Grief’s Strange Blessing

We think we know who/what we are, but that image of ourselves is often at odds with what other people think. For example, if I disagree with some people, they call me negative. If I say no when someone asks me to do something, I risk being called contrary. If I want to do things my own way, I’m accused of being manipulative. If I try to set boundaries, I am called a vindictive, vengeful bitch.

Actually, only one person in my life ever dared called me a bitch. If anyone else did, he would not be in my life. It’s not that I want such a person in my life, of course, but my father allows my homeless brother to camp out in the garage, and it is my father’s house. (I don’t want to get into the morality of the situation, or how I am “enabling” my brother by not calling the cops, or how I should leave and let my 97-year-old father fend for himself. I’ve heard it all before, and anyway, that’s not what this post is about.)

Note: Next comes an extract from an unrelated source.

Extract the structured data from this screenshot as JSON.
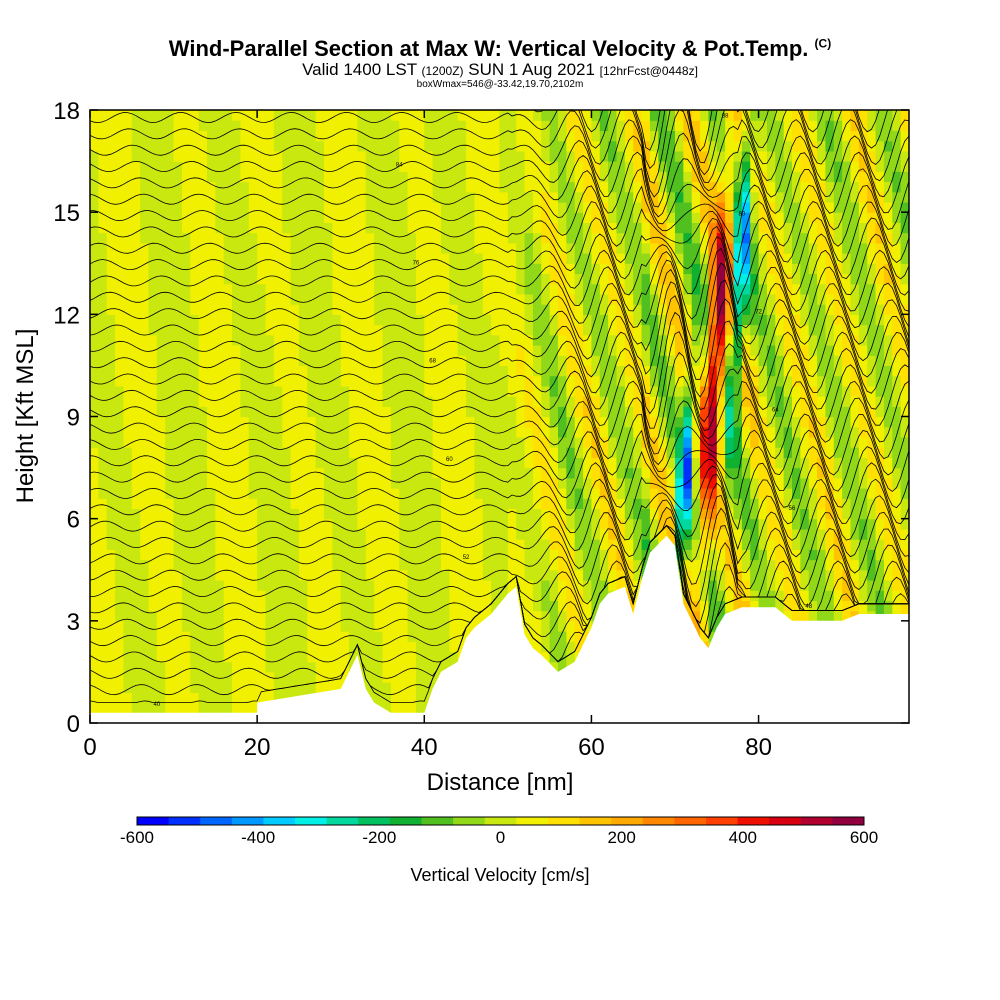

When you live with someone with mental problems who insists that it is you who are out of touch with reality, it’s even harder at times to know the truth. Perhaps I am vindictive and vengeful as he says. Perhaps I’m negative, manipulative, and contrary as others say. I don’t think I am, but if I were, would I know?

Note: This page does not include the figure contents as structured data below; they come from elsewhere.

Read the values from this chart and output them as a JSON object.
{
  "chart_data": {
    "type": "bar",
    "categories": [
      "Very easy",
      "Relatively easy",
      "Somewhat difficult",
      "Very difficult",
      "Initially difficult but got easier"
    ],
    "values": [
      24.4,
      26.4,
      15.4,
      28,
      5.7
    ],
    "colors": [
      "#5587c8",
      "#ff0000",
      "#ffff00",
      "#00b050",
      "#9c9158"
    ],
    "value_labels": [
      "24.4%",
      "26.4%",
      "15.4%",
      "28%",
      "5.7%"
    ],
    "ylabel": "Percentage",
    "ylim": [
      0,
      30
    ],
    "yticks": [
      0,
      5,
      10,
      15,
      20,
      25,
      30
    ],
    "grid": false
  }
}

A friend’s mother is going blind. One day this friend wore a pair of mismatched socks (they were part of a fun set of puposely mismatched socks, not mismatched by accident). The mother looked at the one purple sock and the one pink sock and said, “I love your red sSayingocks.” No amount of talking could convince the woman the socks were anything but a matched pair of red socks. It’s what she saw, and since she believed her eyes, what she saw must be the truth. And in a way, it was the truth — her truth. She did see red socks even though everyone else saw pink and purple.

Besides all the other nastiness my brother spews, he claims I have a dissociative personality disorder. If I did, would I know? I think I would — there should be gaps in memory, strange looks from friends, questions about things I have said — but my brother is the only one who insists I said things I don’t remember saying, who says I did things I don’t remember doing.

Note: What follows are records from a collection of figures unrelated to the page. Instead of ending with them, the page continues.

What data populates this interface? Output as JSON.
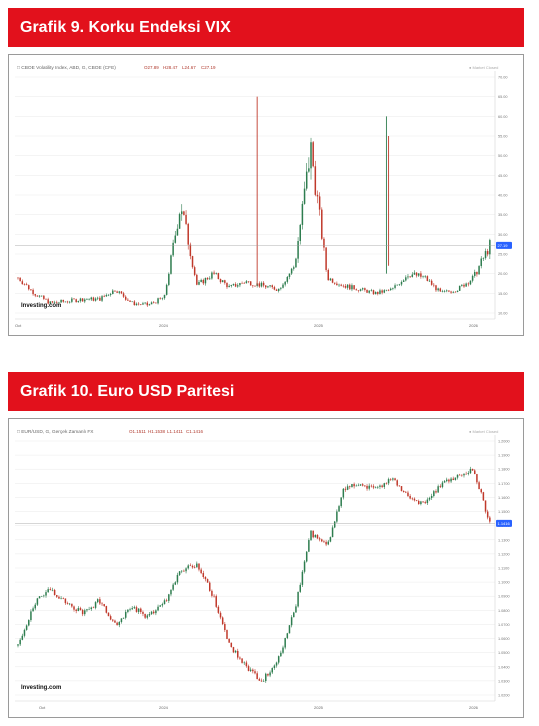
{
  "charts": [
    {
      "banner": "Grafik 9. Korku Endeksi VIX",
      "legend_title": "CBOE Volatility Index, ABD, G, CBOE (CFE)",
      "ohlc": [
        "27.89",
        "28.47",
        "24.67",
        "27.19"
      ],
      "market_status": "Market Closed",
      "last_price": "27.19",
      "brand": "Investing.com",
      "x_ticks": [
        "Oct",
        "2024",
        "2025",
        "2026"
      ],
      "y_ticks": [
        "10.00",
        "15.00",
        "20.00",
        "25.00",
        "30.00",
        "35.00",
        "40.00",
        "45.00",
        "50.00",
        "55.00",
        "60.00",
        "65.00",
        "70.00"
      ]
    },
    {
      "banner": "Grafik 10. Euro USD Paritesi",
      "legend_title": "EUR/USD, G, Gerçek Zamanlı FX",
      "ohlc": [
        "1.1511",
        "1.1538",
        "1.1411",
        "1.1416"
      ],
      "market_status": "Market Closed",
      "last_price": "1.1416",
      "brand": "Investing.com",
      "x_ticks": [
        "Oct",
        "2024",
        "2025",
        "2026"
      ],
      "y_ticks": [
        "1.0200",
        "1.0300",
        "1.0400",
        "1.0500",
        "1.0600",
        "1.0700",
        "1.0800",
        "1.0900",
        "1.1000",
        "1.1100",
        "1.1200",
        "1.1300",
        "1.1400",
        "1.1500",
        "1.1600",
        "1.1700",
        "1.1800",
        "1.1900",
        "1.2000"
      ]
    }
  ],
  "chart_data": [
    {
      "type": "line",
      "title": "Grafik 9. Korku Endeksi VIX",
      "series": [
        {
          "name": "CBOE Volatility Index",
          "x": [
            "2023-10",
            "2023-11",
            "2023-12",
            "2024-01",
            "2024-02",
            "2024-03",
            "2024-04",
            "2024-05",
            "2024-06",
            "2024-07",
            "2024-08",
            "2024-09",
            "2024-10",
            "2024-11",
            "2024-12",
            "2025-01",
            "2025-02",
            "2025-03",
            "2025-04",
            "2025-05",
            "2025-06",
            "2025-07",
            "2025-08",
            "2025-09",
            "2025-10",
            "2025-11",
            "2025-12",
            "2026-01",
            "2026-02",
            "2026-03"
          ],
          "values": [
            19,
            15,
            12.5,
            13,
            13.5,
            13.5,
            16,
            12.5,
            12,
            14,
            38,
            17,
            20,
            16.5,
            18,
            17,
            16,
            22,
            52,
            19,
            17,
            16,
            15,
            16,
            20,
            19,
            15,
            16,
            19,
            27.19
          ]
        }
      ],
      "ylim": [
        10,
        70
      ]
    },
    {
      "type": "line",
      "title": "Grafik 10. Euro USD Paritesi",
      "series": [
        {
          "name": "EUR/USD",
          "x": [
            "2023-10",
            "2023-11",
            "2023-12",
            "2024-01",
            "2024-02",
            "2024-03",
            "2024-04",
            "2024-05",
            "2024-06",
            "2024-07",
            "2024-08",
            "2024-09",
            "2024-10",
            "2024-11",
            "2024-12",
            "2025-01",
            "2025-02",
            "2025-03",
            "2025-04",
            "2025-05",
            "2025-06",
            "2025-07",
            "2025-08",
            "2025-09",
            "2025-10",
            "2025-11",
            "2025-12",
            "2026-01",
            "2026-02",
            "2026-03"
          ],
          "values": [
            1.055,
            1.085,
            1.095,
            1.085,
            1.078,
            1.087,
            1.07,
            1.083,
            1.075,
            1.085,
            1.108,
            1.112,
            1.09,
            1.055,
            1.04,
            1.03,
            1.045,
            1.08,
            1.135,
            1.125,
            1.165,
            1.17,
            1.165,
            1.175,
            1.16,
            1.155,
            1.17,
            1.175,
            1.18,
            1.1416
          ]
        }
      ],
      "ylim": [
        1.02,
        1.2
      ]
    }
  ],
  "colors": {
    "banner": "#e2111c",
    "up": "#2e7d4f",
    "down": "#c0392b",
    "pricetag": "#2962ff",
    "grid": "#eaeaea"
  }
}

There was a time in my younger years where I would have worried about the truth of his allegations because I did feel unbalanced, as if one mental step to either side would send me over a cliff to insanity, but now I know the truth. I am sane. (It’s possible, of course, we are all insane, that life is a form of insanity, but that’s a path I don’t want to explore.)

So, what gives me the confidence to believe I am sane when others allege the opposite? The profound grief I experienced after the death of my life mate/soul mate.

Grief is a totally insane situation, with hormones of all kinds on overdrive, brain chemistry out of whack, emotions out of control, pain so deep it makes it impossible to breathe, tears that flow like open faucets without your volition, dizziness and nausea and a loss of equilibrium that make the world seem totally alien. And yet, somehow, through it all, I could feel the truth of grief, that whatever I experienced was normal. It’s this belief in the normality of grief’s insanity that gave me the courage to write about grief and connect with others going through the same thing. It’s what gave me the ability to explain grief to my fellow bereft, and to assure them that despite what they were feeling, they were not crazy.

And neither was I.

Grief brings strange blessings, and this was my blessing, the thing that is now helping me through a bizarre situation — the utter belief in my sanity.

***

Pat Bertram is the author of the suspense novels Light Bringer, More Deaths Than One, A Spark of Heavenly Fire, and Daughter Am I. Bertram is also the author of Grief: The Great Yearning, “an exquisite book, wrenching to read, and at the same time full of profound truths.” Connect with Pat on Google+. Like Pat on Facebook.

3 Responses to “Grief’s Strange Blessing”

  1. Uthayanan Says:

    Pat,
    “Grief is a totally insane situation”
    This paragraph was exceptionally well written. I am in the same period so I can feel and understand. Now you were not in the same situation but what you have written continue to help others.
    – simply I can say golden words

    • Pat Bertram Says:

      Thank you for the comment and the compliment. I just wish no one had to deal with such a totally insane situation, but we have no choice. Wishing you peace as you continue to rebuild your life.